Deutsche Boerse offers compelling value whereas Nasdaq/ IntercontinentalExchange is fraught with unacceptable execution risk. It is illusory, we don't think it will get the necessary approvals and we believe their request is a tactic to be disruptive (of our merger).

Chief Executive Duncan Niederauer said the Deutsche deal was the difference maker, allowing it to increase employee productivity levels, diversify its business and save $3.0 billion in clearing costs.

Nevertheless, shareholders approved a proposal that gives investors with just 10 percent of the company's shares the power to call special meetings -- a move that could make it easier for Nasdaq and ICE to pursue their counter-bid for the company.

Earlier, Deutsche Boerse and NYSE Euronext both unveiled robust first-quarter results, topping most analyst expectations in a move some market experts said underlined the strength of the two management teams.

These are solid results which will encourage shareholders that the NYSE management, and their plan to join with Deutsche Boerse, are credible, said Herbie Skeete, managing director at exchange consultants Mondo Visione.


The shareholder meeting is the first time Niederauer has faced investors since Nasdaq teamed up with Atlanta-based energy market ICE to launch an April 1 bid -- a deal he has staunchly resisted.

NYSE's board took just ten days to snub Nasdaq this month, dismissing its bid as strategically unattractive and warning of heavy U.S. job losses from such a deal.

NYSE and Deutsche Boerse are hoping to convince shareholders to back their deal partly with the promise of savings.
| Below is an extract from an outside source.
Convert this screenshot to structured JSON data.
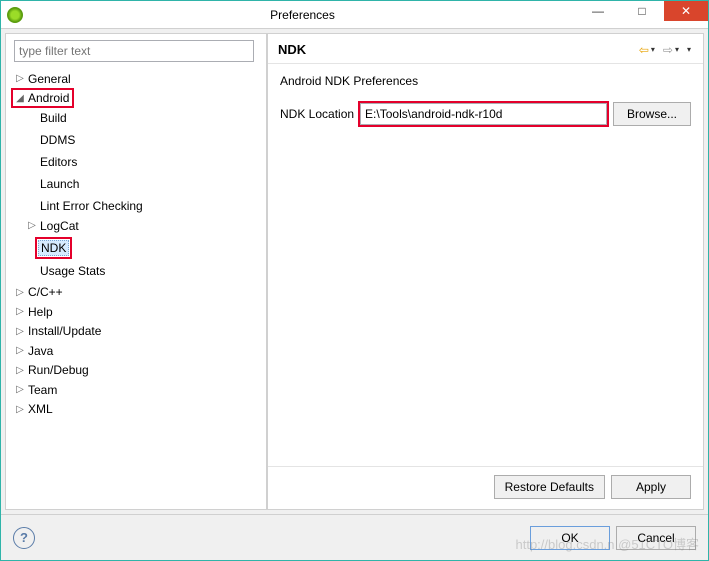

Niederauer raised savings forecasts from the potential deal this week, saying a German merger would generate 400 million euros ($587 million) -- 100 million more than originally stated.

Meanwhile the counterbidders, which are promising $740 million in savings, have issued an open letter to NYSE shareholders to suggest they force NYSE directors into talks.

But both NYSE suitors also face regulatory hurdles.

Deutsche Boerse-NYSE would be the dominant force in European futures trading and the largest European equities group, with a strong presence in U.S. options trading.

Under the alternative plan, Nasdaq would take NYSE Euronext's equities businesses, which would give the merged firm a monopoly over U.S. listings and the vast majority of U.S. share trading. ICE, when combined with NYSE Euronext's European futures arm, would also end up with a strong presence in the U.S. and European futures and options markets.

Emphasizing its cost control abilities, Deutsche Boerse raised its outlook for cost savings as it posted earnings before interest and taxes (EBIT) of 316.3 million euros on sales of 558.6 million. NYSE posted a 19 percent rise in net profit to $155 million on 5 percent higher revenues of $679 million.